A exclusão é compreendida como um processo em curso que abrange todas as camadas da sociedade e o seu conceito é associado à noção de “privação de poder de ação e representação” (Wanderley, 1999/2004, p. 23). Por se tratar de um tema utilizado por diferentes áreas do conhecimento e, portanto, evocar fenômenos sociais diversos, nos remeteremos à exclusão no espaço das relações interpessoais. Tal enfoque é, para Jodelet (1999/2004), um dos níveis de tratamento sobre o tema que pode fazer sentido, pois “a exclusão induz sempre uma organização específica de relações interpessoais..., de alguma forma material ou simbólica, através da qual ela se traduz” (p. 53). A exclusão, como experiência humilhante de ser desclassificado socialmente, “desestabiliza as relações com o outro, levando o indivíduo a fechar-se sobre si mesmo” (Paugam, 1999/2004, p. 74).

Com base no referencial teórico sobre moralidade e humilhação exposto até o momento, consideramos que alguns aspectos sobre a humilhação podem ser investigados junto a jovens e adultos surdos. Assim sendo, apresentaremos considerações pertinentes a pessoas surdas.
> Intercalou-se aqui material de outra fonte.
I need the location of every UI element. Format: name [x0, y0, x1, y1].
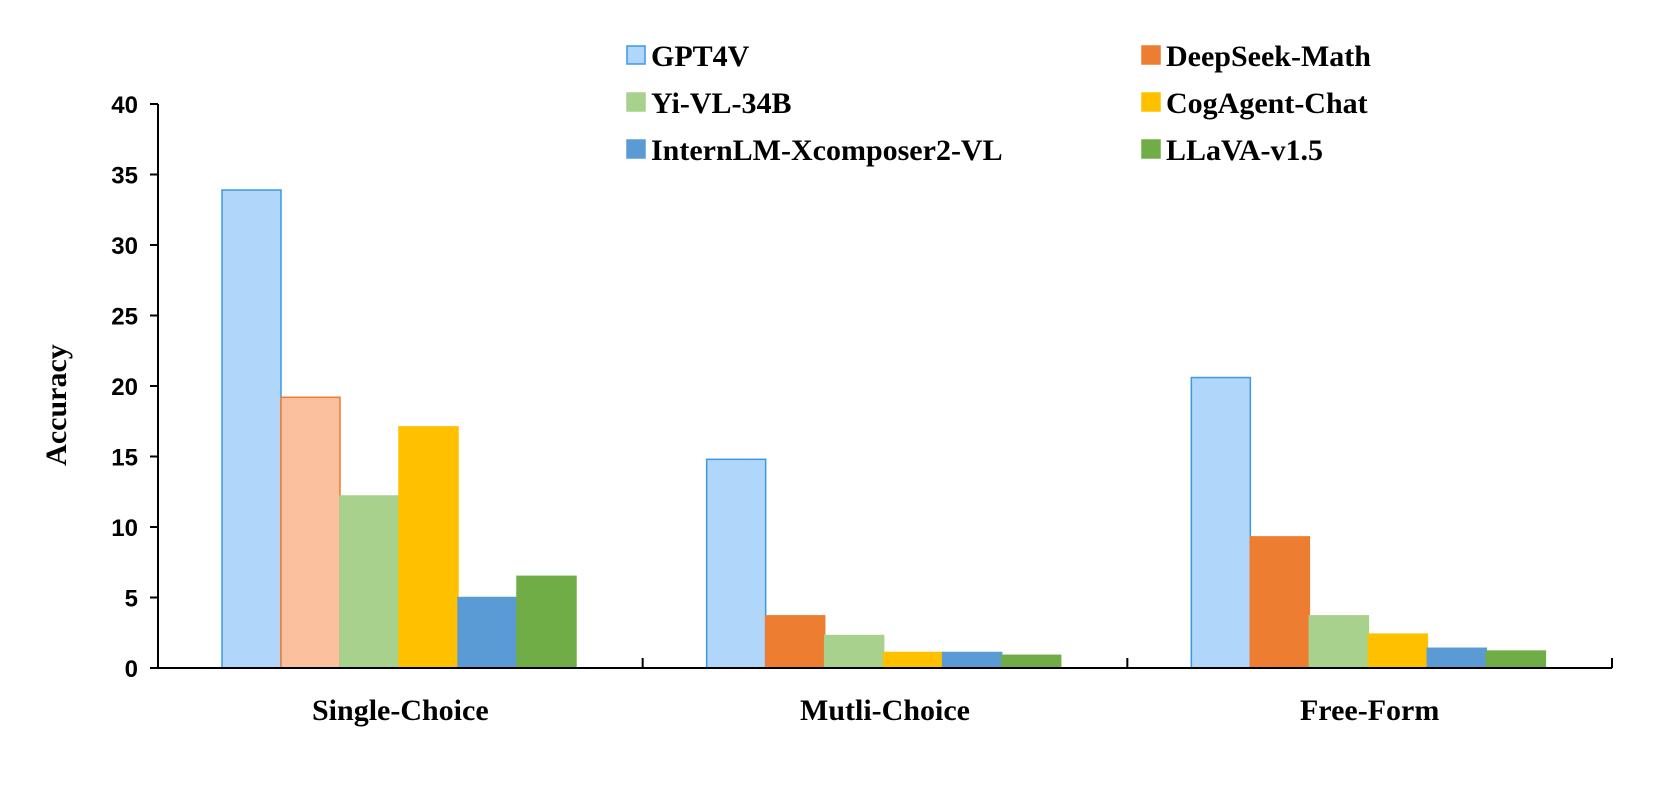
legend-label: CogAgent-Chat: [1166, 87, 1368, 120]
bar-gpt4v-free-form: [1190, 376, 1252, 669]
y-tick-label: 5: [125, 586, 138, 613]
legend-swatch: [626, 45, 646, 65]
bar-deepseek-math-single-choice: [280, 396, 341, 669]
legend-swatch: [626, 139, 646, 159]
legend-label: InternLM-Xcomposer2-VL: [651, 134, 1003, 167]
bar-internlm-xcomposer2-vl-single-choice: [457, 596, 518, 669]
y-tick-label: 40: [111, 92, 138, 119]
bar-deepseek-math-free-form: [1249, 536, 1311, 669]
bar-llava-v1-5-single-choice: [516, 575, 577, 669]
y-axis-title: Accuracy: [40, 344, 73, 466]
bar-internlm-xcomposer2-vl-free-form: [1426, 647, 1488, 669]
bar-yi-vl-34b-single-choice: [339, 495, 400, 669]
x-category-label: Mutli-Choice: [800, 694, 970, 727]
bar-gpt4v-single-choice: [221, 189, 282, 669]
y-tick-label: 0: [125, 656, 138, 683]
bar-deepseek-math-mutli-choice: [764, 615, 826, 669]
legend-label: DeepSeek-Math: [1166, 40, 1371, 73]
legend-swatch: [1141, 45, 1161, 65]
legend-swatch: [1141, 92, 1161, 112]
y-tick-label: 30: [111, 233, 138, 260]
x-category-label: Free-Form: [1300, 694, 1439, 727]
bar-llava-v1-5-free-form: [1485, 650, 1547, 669]
y-tick-label: 15: [111, 445, 138, 472]
legend-swatch: [626, 92, 646, 112]
bar-llava-v1-5-mutli-choice: [1000, 654, 1062, 669]
y-tick-label: 20: [111, 374, 138, 401]
y-tick-label: 25: [111, 304, 138, 331]
bar-yi-vl-34b-mutli-choice: [823, 634, 885, 669]
legend-swatch: [1141, 139, 1161, 159]
bar-internlm-xcomposer2-vl-mutli-choice: [941, 651, 1003, 669]
bar-cogagent-chat-mutli-choice: [882, 651, 944, 669]
legend-label: Yi-VL-34B: [651, 87, 792, 120]
bar-cogagent-chat-single-choice: [398, 426, 459, 669]
x-category-label: Single-Choice: [312, 694, 489, 727]
y-tick-label: 35: [111, 163, 138, 190]
legend-label: GPT4V: [651, 40, 750, 73]
legend-label: LLaVA-v1.5: [1166, 134, 1323, 167]
bar-gpt4v-mutli-choice: [705, 458, 767, 669]
bar-yi-vl-34b-free-form: [1308, 615, 1370, 669]
y-tick-label: 10: [111, 515, 138, 542]
bar-cogagent-chat-free-form: [1367, 633, 1429, 669]
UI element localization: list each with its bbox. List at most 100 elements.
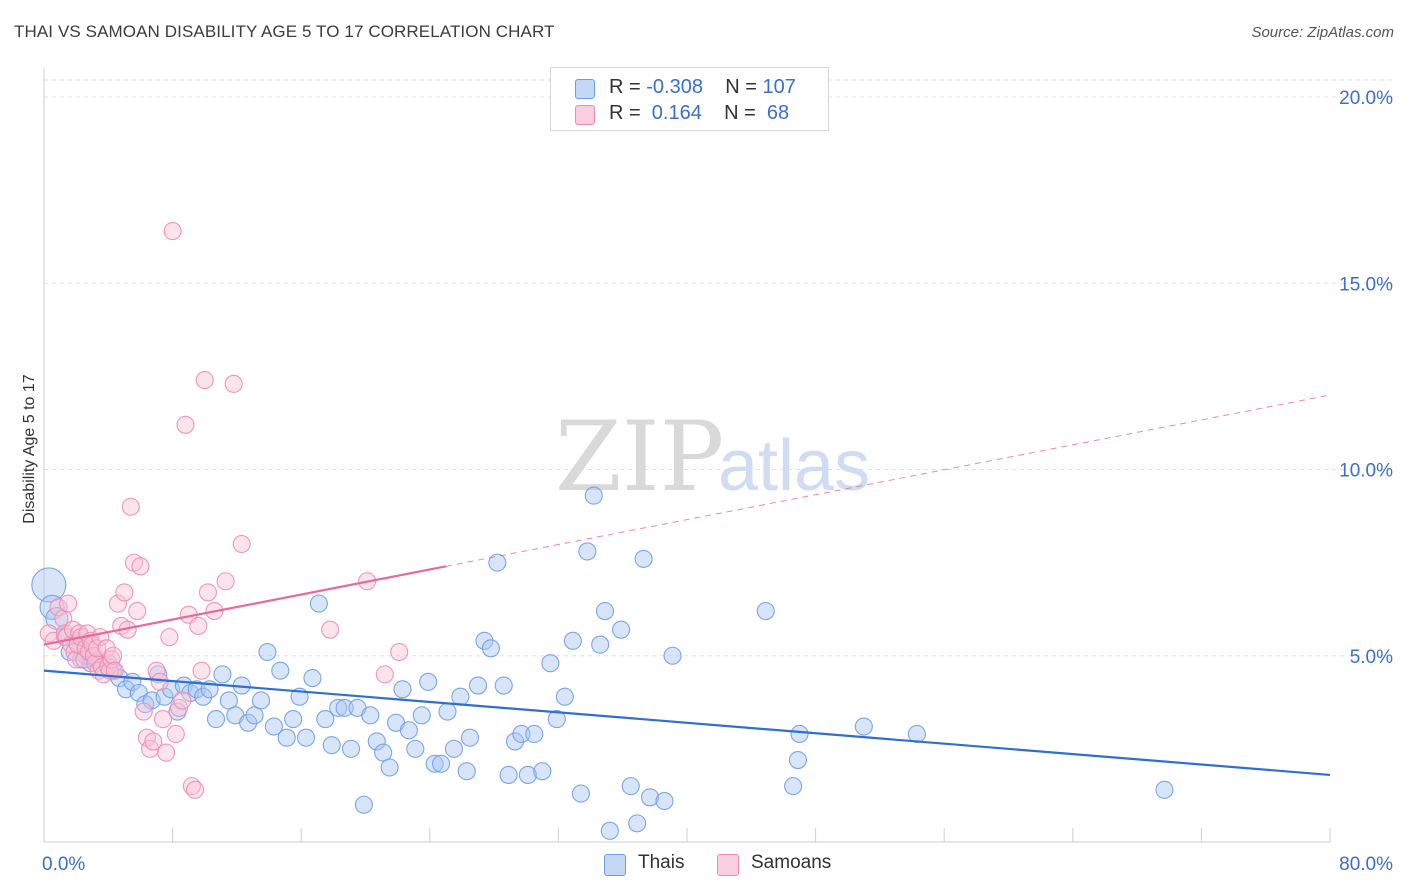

A surdez é definida em um documento elaborado pelo Ministério da Educação e do Desporto (Brasil, 1997) como uma perda total ou parcial, por causas hereditárias ou adquiridas, da capacidade de captar e compreender os sons por meio da audição, implicando surdez leve ou moderada e/ou severa ou profunda. A surdez leve ou moderada ocorre quando há perda auditiva de 40 a 70dB (decibéis) dificultando, mas não impedindo que o indivíduo se expresse oralmente, porém a percepção auditiva da voz humana e de outros sons pode estar associada à sua percepção visual. A surdez severa ou profunda é acarretada por uma perda auditiva superior a 70 dB, que impossibilita o indivíduo de ouvir a voz humana e adquirir, naturalmente, uma língua oral.

Reconhecendo que a linguagem é um dos principais pontos de discussão a respeito da educação de pessoas surdas, apresentaremos alguns aspectos de enfoques que se destacam como o oralismo, a comunicação total e o bilingüismo. O oralismo enfatiza o treinamento fonoaudiológico, em que o surdo é submetido a sessões de estimulação para aprendizagem da fala dos fonemas e amplificação da audição, rejeitando, “de maneira explícita e rígida, qualquer uso da língua de sinais” (Sá, 2002, p. 63). A comunicação total, segundo Capovilla (2001), é um método que propõe utilização de meios para tentar facilitar a comunicação com os surdos, associando, simultaneamente, a língua de sinais à língua falada, mas por um equívoco na aplicação desse método, a língua corrente passou a ser sinalizada, sem seguir um padrão visual, o que dificultou a compreensão da mensagem transmitida aos surdos. O bilingüismo é um enfoque educacional que visa a estimular o surdo ao desenvolvimento de habilidades passando, em primeiro lugar, pela língua de sinais, para depois aprender a língua escrita do seu país. É necessário, ainda, acrescentar que o fato de uma pessoa usar a língua de sinais, primeiramente, não significa que ela esteja inibida a aprender a falar, já que os surdos têm uma “inclinação imediata e acentuada para a língua de sinais que, sendo uma língua visual, é para essas pessoas totalmente acessível” (Sacks, 1989/2002, p. 43). A língua falada é, portanto, uma habilidade que deve ser ensinada gradualmente e a partir da competência lingüística desenvolvida por meio da língua de sinais.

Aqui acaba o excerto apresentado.